Indeed, the whole thing sounds kind of hellish to go through. “The experience varies between individuals, but there are some recurring features,” Sigala explains. “Many patients report strange and deeply unsettling bodily sensations – perceiving changes in their facial structure, unusual hair growth, alterations in their musculature or teeth – which they interpret as evidence of physical transformation. Some experience these as hallucinations; in others, particularly those with an underlying neurological condition, there may be actual changes in physical sensation or movement that become distorted in perception and interpretation.”

“Patients sometimes find the transformation belief confirmed when looking in a mirror, seeing their reflection as altered or monstrous,” she says.

Wolves aren’t the only animal people might find themselves “becoming”. Tales abound of Japanese kitsune, Ethiopian buda, British kelpies, and so on; case reports, meanwhile, are equally as varied, with more than two-thirds of the 77 examples of clinical therianthropy found in the medical literature by Blom and Sharpless involving animals other than wolves.

Pity, for example, the poor individual who found themselves transforming into a bee; the patient who presented with clinical gyrinanthropy, meaning they saw themselves as a tadpole, or their compatriot with clinical gerbillanthropy, which we’ll let you figure out on your own. These conditions could last for days, if you’re lucky – more likely, however, you would be experiencing this weird, intense trauma for months or even years on end.

Modern wolfsbane

When that Spanish physician treated his melancholic patient, he did so with the most up-to-date methods he knew: enemas, bloodletting, healthful baths, and so on. Thankfully, modern treatments are a little less visceral.

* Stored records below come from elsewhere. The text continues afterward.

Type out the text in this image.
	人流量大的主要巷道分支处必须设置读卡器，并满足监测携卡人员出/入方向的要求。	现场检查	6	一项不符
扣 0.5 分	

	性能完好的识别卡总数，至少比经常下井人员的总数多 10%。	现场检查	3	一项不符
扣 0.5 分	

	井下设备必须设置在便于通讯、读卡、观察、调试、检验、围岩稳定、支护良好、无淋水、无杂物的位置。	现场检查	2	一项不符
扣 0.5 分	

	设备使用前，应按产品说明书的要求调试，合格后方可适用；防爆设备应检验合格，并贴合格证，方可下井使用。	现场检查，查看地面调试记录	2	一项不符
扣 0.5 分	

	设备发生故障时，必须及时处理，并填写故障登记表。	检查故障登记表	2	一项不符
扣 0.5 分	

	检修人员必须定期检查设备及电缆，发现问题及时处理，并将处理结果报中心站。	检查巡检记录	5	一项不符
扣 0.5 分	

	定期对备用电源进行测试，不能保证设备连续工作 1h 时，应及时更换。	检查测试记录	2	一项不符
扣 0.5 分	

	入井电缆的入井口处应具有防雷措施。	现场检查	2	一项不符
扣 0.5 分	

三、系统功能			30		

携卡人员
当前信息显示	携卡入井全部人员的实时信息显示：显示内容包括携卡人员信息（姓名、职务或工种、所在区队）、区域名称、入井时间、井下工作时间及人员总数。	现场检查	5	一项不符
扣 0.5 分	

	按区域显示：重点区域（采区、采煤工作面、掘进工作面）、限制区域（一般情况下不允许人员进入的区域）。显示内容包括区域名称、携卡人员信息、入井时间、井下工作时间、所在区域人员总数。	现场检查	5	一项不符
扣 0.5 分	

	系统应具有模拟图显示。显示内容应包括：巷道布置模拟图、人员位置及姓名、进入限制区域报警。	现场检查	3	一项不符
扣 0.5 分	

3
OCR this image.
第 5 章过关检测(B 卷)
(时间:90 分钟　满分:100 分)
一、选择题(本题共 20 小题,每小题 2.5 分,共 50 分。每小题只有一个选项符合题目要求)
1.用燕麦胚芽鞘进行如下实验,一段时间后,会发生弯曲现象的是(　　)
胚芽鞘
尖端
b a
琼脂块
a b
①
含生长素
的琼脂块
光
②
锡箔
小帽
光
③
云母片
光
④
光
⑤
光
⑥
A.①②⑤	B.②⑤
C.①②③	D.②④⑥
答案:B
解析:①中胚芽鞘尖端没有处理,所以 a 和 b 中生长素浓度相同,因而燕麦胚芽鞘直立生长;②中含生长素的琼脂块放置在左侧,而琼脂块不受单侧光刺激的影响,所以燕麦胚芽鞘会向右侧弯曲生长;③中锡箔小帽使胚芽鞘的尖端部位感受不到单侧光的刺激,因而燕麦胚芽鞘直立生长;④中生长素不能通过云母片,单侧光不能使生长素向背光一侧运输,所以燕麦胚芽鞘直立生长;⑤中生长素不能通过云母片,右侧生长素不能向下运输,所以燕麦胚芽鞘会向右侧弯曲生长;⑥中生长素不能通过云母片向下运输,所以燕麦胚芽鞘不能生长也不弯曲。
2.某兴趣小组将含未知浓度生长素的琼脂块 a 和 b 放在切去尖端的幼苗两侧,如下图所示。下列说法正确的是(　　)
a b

“Clinical lycanthropy is not a standalone diagnosis,” explains Sigala. Instead, it’s what’s known as  a transnosographic syndrome: “it cuts across several different underlying conditions rather than belonging to any one of them,” she tells IFLScience.

To perceive yourself as transforming into a wolf – or indeed any animal – could be a symptom of any number of psychological and neurological conditions. It’s been reported in patients with schizophrenia and schizoaffective disorder, psychotic depression, bipolar disorder with psychotic features, and epilepsy; in the case report Sigala consulted on, it was a manifestation of Huntingdon’s disease. We should “think of it as a particular flavour that a psychotic episode can take,” Sigala explains, “rather than a disease category in itself.”

Treatment, therefore, should be equally individualized. Rather than curing the lycanthropy itself, it’s the underlying condition that needs to be dealt with: “lycanthropic content tells us something important about what the patient is experiencing,” Sigala tells IFLScience, “but it does not change the diagnostic category.”

The first port of call is usually antipsychotic medication, she explains, with antidepressants or mood stabilizers added as needed. For treatment-resistant cases – such as the Huntingdon’s case she worked on – a more powerful antipsychotic, clozapine, is used.

The good news, among all this body-horror and tragedy, is the end result: “in the majority of documented cases it has led to full or partial remission of the transformation delusion,” Sigala confirms. So, while we can’t personally attest to the efficacy of bloodletting and enemas to cure psychosis, we’d probably take the clozapine instead.

Correction (April 8, 2026): The affiliation and title for Professor Sigala were previously stated incorrectly. This has now been corrected to Professor of Neuroscience at Brighton and Sussex Medical School and the institutional URL updated.